Daniel S. Song - Bees on the legume Astragalus mongholicus.

Daniel Song, a doctoral student at the University of Pennsylvania, writes from Hovsgol National Park, Mongolia, where he is studying how plants and pollinators form interaction networks.

Tuesday, June 21

Next time you grab a snack or sit down for a meal, take a minute to think about what you’re eating; chances are plants and insect pollinators were involved. Tomatoes, almonds, apples and coffee are just a few examples of the hundreds of foods consumed daily by people around the world that are insect-pollinated. How do pollinators behave in natural habitats? What goes into the decision to pollinate a certain flowering species? What is it about the flowers that attract pollinators? Especially in light of colony collapse disorder, it is ever more important that we study how natural plant communities maintain their pollination services.

Our field site in the Dalbay Valley is interesting in that it has, in close proximity, two drastically different areas: the valley floor and the upper slope. The two areas differ in almost every way: plants, soil moisture, air temperature and grazing pressure, to name just a few. Using this natural divide, I can compare and contrast pollination activity in two ecologically distinct areas. As for the pollinators, there is a diverse collection of insect pollinators buzzing around: butterflies, moths, hoverflies and bumblebees, among others.

Daniel S. Song - Pulsatilla multifida, flowering.

In this beautiful backdrop, I spend my summers in northern Mongolia studying floral visual cues and pollinators. My dissertation work is divided into two parts: measuring floral and pollinator traits and monitoring pollinator visitation to flowers. The traits I am looking to measure are ones that are relevant in the act of pollinating. Take, for example, two traits I am measuring: the depth of the flower (corolla tube depth) and bumblebee tongue (proboscis) length. One reason for pollinators to visit flowers is to extract energy in the form of sugary, caloric nectar. The nectar typically sits at the base of the flower, and to reach it the bumblebee has to unfurl its tongue to taste the flower’s sweet reward. If the depth of the flower is longer than the tongue of the bumblebee, it’s unlikely that the bumblebee would visit that flower to get nectar. Corolla tube depth can, in an overly simplistic case, explain why certain bumblebees visit, or do not visit, certain flowers.

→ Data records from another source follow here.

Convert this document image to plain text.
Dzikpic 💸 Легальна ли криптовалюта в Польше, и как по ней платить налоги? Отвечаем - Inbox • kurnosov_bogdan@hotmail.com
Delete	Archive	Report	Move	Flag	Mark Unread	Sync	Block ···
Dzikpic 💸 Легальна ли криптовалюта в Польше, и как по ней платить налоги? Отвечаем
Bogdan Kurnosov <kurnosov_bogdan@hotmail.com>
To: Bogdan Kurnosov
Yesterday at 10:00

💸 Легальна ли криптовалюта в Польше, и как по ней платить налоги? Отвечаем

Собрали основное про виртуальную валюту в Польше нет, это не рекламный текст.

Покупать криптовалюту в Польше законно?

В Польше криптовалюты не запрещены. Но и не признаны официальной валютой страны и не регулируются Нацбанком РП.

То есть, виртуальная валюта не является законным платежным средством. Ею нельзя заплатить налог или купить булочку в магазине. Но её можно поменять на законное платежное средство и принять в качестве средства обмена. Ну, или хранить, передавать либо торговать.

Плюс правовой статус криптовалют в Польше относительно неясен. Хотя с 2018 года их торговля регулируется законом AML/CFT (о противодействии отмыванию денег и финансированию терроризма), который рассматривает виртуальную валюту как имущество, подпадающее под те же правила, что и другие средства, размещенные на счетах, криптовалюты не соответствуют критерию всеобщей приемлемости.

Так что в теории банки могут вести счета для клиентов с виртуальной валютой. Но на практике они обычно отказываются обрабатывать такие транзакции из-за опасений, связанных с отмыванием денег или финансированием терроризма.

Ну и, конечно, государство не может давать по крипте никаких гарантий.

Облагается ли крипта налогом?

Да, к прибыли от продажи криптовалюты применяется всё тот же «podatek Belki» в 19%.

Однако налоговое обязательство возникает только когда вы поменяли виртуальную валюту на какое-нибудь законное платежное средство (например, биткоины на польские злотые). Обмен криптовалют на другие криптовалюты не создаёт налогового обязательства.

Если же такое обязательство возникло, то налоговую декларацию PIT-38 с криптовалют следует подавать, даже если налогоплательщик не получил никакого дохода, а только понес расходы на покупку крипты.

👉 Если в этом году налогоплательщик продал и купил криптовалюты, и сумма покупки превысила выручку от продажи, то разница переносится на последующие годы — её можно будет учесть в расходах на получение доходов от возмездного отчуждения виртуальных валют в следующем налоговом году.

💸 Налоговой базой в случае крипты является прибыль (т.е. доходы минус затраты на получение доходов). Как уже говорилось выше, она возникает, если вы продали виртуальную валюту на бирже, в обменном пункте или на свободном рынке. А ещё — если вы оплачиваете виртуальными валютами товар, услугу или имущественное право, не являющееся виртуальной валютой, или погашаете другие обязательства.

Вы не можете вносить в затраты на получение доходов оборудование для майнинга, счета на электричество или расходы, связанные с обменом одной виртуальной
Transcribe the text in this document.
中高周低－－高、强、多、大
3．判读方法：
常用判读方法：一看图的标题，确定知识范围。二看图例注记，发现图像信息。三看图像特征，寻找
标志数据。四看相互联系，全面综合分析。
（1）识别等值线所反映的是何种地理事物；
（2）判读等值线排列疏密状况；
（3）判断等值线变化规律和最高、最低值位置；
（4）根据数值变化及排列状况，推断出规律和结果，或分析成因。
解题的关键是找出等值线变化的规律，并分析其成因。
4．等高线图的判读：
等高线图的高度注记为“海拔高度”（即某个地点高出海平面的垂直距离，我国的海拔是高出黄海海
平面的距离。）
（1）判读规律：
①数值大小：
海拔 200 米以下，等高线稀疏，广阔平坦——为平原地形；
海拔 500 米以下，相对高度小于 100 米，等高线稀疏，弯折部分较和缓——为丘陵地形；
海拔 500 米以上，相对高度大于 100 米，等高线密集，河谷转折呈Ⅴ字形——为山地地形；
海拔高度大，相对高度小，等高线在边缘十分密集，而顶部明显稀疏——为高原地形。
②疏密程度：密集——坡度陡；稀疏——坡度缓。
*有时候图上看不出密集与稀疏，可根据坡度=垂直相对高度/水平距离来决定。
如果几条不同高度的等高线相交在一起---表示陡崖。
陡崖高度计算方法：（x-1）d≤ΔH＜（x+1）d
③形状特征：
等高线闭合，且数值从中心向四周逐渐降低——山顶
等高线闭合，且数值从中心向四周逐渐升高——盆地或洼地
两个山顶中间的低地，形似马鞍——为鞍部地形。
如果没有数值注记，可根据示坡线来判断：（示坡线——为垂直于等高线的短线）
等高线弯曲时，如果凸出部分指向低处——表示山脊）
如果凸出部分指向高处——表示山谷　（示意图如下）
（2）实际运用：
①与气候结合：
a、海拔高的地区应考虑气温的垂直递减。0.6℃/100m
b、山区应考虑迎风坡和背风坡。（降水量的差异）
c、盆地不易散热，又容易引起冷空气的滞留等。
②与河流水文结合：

What connects the floral traits and the pollinator traits to each other is the monitoring of pollinator visitation to the flowers. The observations are painstaking and tedious but provide the key to the lock. I set up several four-square-meter plots upslope and on the valley floor to monitor pollinator visitation and flower production daily. Recording pollinator visitation to the flowers allows us to link their respective traits. This allows us to see if any repeating patterns emerge, as in the example with the corolla depth and proboscis: longer-tongued bees exclusively visit deeper flower tubes.

I will spend a full 11 summer weeks at the field site to capture the beginning and end of pollination activity as well as flower production. As the climate changes, plant and animal communities may respond in unpredictable ways. Natural pollination services (involving both the flower and pollinator) need to be studied now to anticipate how one of our most precious natural commodities will be affected.